Polymorphism of lignification enzymes in plants: Functional importance and applied aspects

Abstract

The synthesis of lignin and its deposition in secondary cell walls leads to the formation of sclerenchyma, a tissue having mechanical strength. This biochemical mechanism arose about 400–420 million years ago, in the Early Silurian period, in the first vascular plants (Tracheophyta order). The appearance of sclerenchyma is related to the emergence of plants on land and formation of the terrestrial flora. Lignified tissues of plants also perform conducting and protective functions, in addition to its mechanical (supporting) one. The polymorphic options of the enzymes involved into biosynthesis of lignin and its accompanying substances (PAL (phenylalanine ammonia-lyase), C4H (cinnamate 4-hydroxylase), C3H (p-coumarate 3-hydroxylase), F5H (ferulate 5-hydroxylase), COMT (caffeic acid O-methyltransferase), CCoAOMT (caffeoyl-CoA Omethyltransferase), 4CL (4-coumarate:CoA ligase), CCR (cinnamoyl-CoA reductase), CAD (cinnamyl alcohol dehydrogenase), and SAD (sinapyl alcohol dehydrogenase) were considered with the use of a number of plants: corn, millet, sorghum, rice, wheat, fescue, elephant grass, brachypodium (purple false brome), tobacco, alfalfa, arabidopsis, poplar, eucalyptus, pine, spruce, and ginkgo.
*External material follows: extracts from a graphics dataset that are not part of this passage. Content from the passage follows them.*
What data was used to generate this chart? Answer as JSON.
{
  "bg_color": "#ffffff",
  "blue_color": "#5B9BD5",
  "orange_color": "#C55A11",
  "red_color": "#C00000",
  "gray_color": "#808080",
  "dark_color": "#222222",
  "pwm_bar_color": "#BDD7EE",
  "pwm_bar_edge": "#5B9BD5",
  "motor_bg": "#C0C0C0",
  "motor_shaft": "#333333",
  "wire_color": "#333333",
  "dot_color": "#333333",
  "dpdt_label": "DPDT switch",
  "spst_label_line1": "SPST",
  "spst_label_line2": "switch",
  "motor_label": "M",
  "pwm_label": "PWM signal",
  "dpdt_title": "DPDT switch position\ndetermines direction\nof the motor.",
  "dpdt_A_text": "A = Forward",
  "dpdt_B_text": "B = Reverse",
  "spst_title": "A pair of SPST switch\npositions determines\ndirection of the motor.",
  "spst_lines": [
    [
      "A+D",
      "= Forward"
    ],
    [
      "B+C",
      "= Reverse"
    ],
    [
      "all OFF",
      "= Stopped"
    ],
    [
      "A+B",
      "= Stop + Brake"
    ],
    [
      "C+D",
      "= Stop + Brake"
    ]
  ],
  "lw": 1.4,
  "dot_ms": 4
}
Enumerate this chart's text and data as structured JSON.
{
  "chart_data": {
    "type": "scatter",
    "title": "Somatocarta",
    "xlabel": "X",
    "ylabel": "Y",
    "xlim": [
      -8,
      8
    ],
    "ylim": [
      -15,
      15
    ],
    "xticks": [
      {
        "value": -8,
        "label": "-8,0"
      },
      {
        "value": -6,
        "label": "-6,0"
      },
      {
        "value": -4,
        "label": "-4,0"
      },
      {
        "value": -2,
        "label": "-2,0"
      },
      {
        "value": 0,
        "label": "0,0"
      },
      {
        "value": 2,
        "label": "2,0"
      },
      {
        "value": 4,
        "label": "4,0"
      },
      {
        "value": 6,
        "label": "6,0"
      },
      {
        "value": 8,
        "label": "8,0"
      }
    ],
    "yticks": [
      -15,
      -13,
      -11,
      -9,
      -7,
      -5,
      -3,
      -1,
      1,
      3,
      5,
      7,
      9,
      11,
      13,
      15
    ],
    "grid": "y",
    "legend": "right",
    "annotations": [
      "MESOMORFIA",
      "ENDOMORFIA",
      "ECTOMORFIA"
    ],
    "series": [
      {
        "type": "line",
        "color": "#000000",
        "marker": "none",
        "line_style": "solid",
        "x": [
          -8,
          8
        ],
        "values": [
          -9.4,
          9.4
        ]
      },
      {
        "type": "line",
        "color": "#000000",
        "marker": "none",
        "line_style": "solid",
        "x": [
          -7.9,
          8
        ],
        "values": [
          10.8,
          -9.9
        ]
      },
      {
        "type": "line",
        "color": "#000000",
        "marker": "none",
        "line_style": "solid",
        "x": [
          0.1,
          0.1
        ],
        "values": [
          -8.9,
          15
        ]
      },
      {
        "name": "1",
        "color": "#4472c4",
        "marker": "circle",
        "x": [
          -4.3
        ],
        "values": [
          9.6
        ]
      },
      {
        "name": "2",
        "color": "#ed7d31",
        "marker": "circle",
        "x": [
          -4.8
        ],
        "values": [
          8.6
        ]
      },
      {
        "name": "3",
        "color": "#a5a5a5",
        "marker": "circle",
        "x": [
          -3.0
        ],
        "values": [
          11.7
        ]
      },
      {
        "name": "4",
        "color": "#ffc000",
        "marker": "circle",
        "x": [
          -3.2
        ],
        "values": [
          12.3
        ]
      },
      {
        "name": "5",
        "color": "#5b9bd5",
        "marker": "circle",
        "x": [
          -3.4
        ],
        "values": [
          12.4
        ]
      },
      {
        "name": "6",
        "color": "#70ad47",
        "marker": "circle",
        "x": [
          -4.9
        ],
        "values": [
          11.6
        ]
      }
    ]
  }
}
Mutant variants of enzymes can be found in natural or breeding populations; they may be also obtained with the use of mutagens. In recent decades, T-DNA-mutagenesis is widely used. Mutations can cause changes in the expression of the corresponding genes and (or) disturb the structure of protein molecules. As a result, numerous changes in the phenotype can occur. Among them are changes in the structure and chemical composition of tissues, as well as in growth processes and plant development. The appearance of colored (brown midrib, reddish brown, pink, red-brown, red-wine, etc.) forms of plants was described in many species. Some publications noted an interrelation between the biosynthesis of monolignols and that of flavonoid pigments. Mutant forms are widely used at present to produce forage cultivars and bioethanol, to improve pulp properties (production of paper and viscose fiber), and to sequester atmospheric carbon. The synthesis of mutants from this group of enzymes and their use are considered promising trends of modern plant biotechnology.